Ireland has the highest electricity prices in Europe before taxes, levies and energy credits are taken into account, a new study shows.
Ireland’s exposure to international gas prices helped push up residential power prices, as 29% of it comes from gas-fired generating plants.
Wind turbines supplied 22%, and the rest was a mix of coal, peat, oil, burning waste, solar, and hydroelectric. The ESRI study released yesterday explains: ‘Taking into account relative purchasing power, residential Irish electricity prices fell to the 15th-highest in 2024, close to the EU average.’

However, bills could rise by €100 by 2029 as the cost of upgrading the grid is passed on to bill-payers, it says. Government interventions such as VAT cuts and several rounds of credits since 2022 have shielded households ‘considerably from rising prices’, the report says.
Once these factors are taken into account, residential Irish electricity price dropped to the eighth-most expensive in Europe in 2024.
Domestic utilities expert Daragh Cassidy of Bonkers.ie said: ‘This report is timely as it shows the importance that Government taxation is playing in keeping our electricity prices somewhat under control.

‘Excluding tax and levies, Ireland’s electricity prices are by far the highest in Europe and have been for some time.

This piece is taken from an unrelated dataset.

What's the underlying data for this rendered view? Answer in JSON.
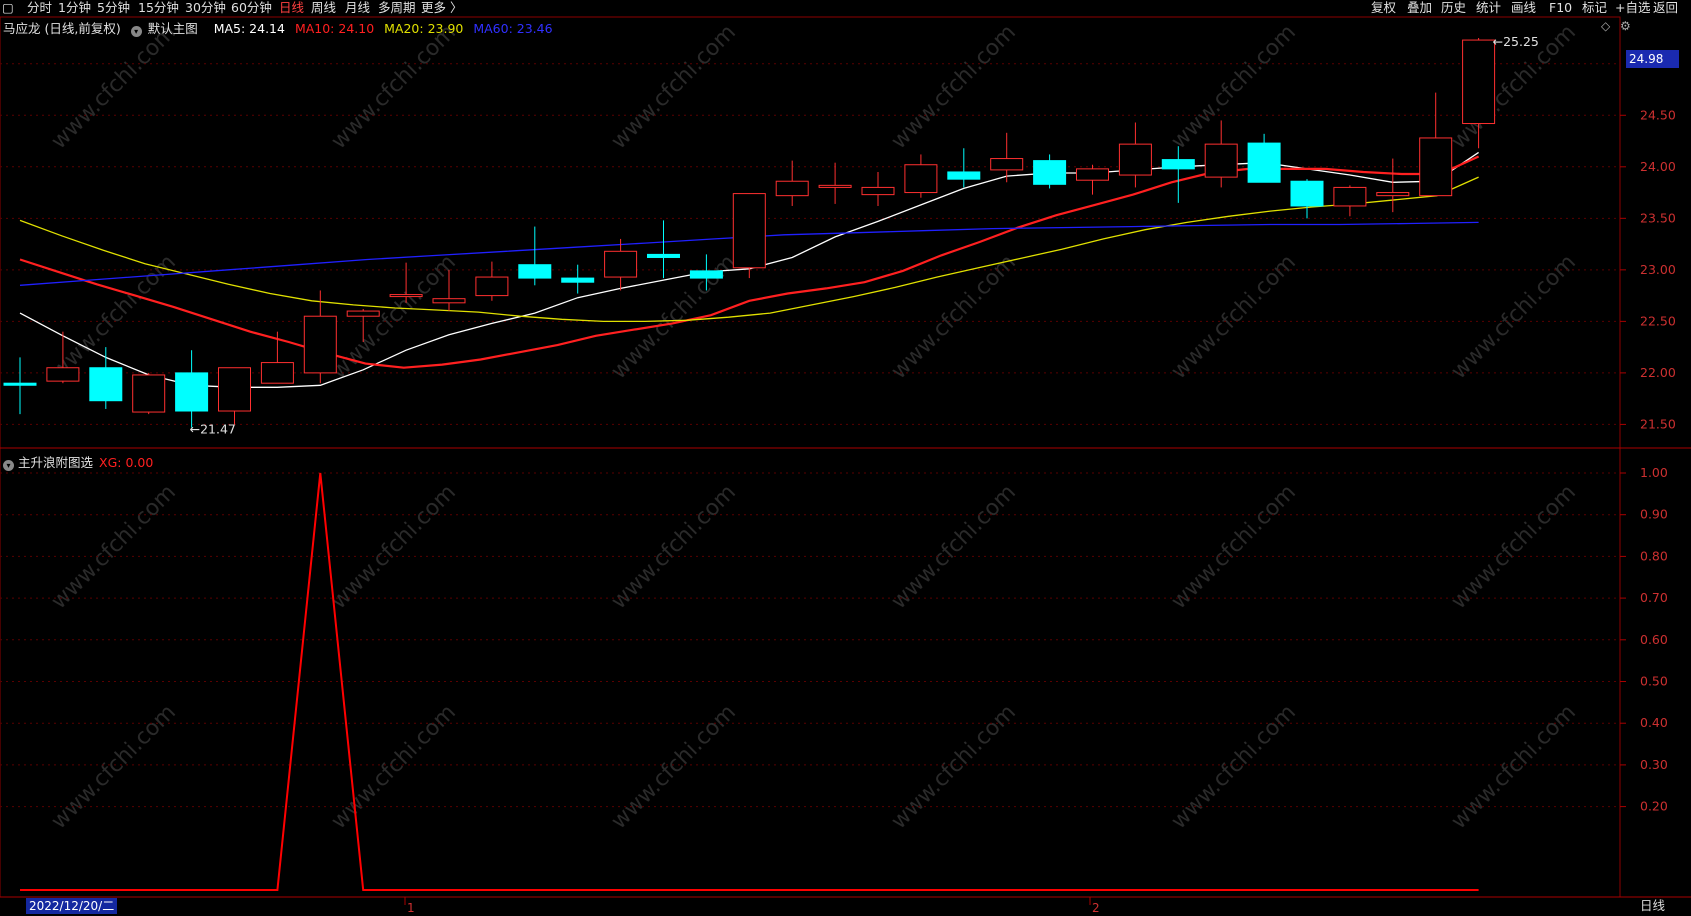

And we need more insight into why this is the case.
‘However, our 9% VAT on electricity compares favourably to many other countries, helping to keep the total price of electricity here a tiny bit more competitive.
‘Thankfully the Government has committed to keeping the rate at 9% until 2030, though I think it could even be reduced slightly further.

‘Regardless of what happens in the Middle East, a growing population, electrification of the economy, and the investment need to reach net zero all mean electricity prices are likely to go up even more over the coming years,’ he added.
Network costs have risen in recent years, especially in 2022 and 2023, as the procurement of emergency generation was financed by increased charges, the ESRI also found.
And the rises in cost have been small relative to the impact of rising fuel prices, the report says. The ESRI also warns future investments to upgrade the grid will increase costs.
‘While notable, the magnitude will be less than that experienced in recent times. The CRU predicts annual household bills may rise by €59-€106 by 2029/30,’ it says.
It also says the way network tariffs are recovered may need reform to incentivise efficient development. But renewable power generation, such as wind turbines, acts as a hedge against high wholesale prices due to changes in the design of renewable support schemes that came into place in 2019.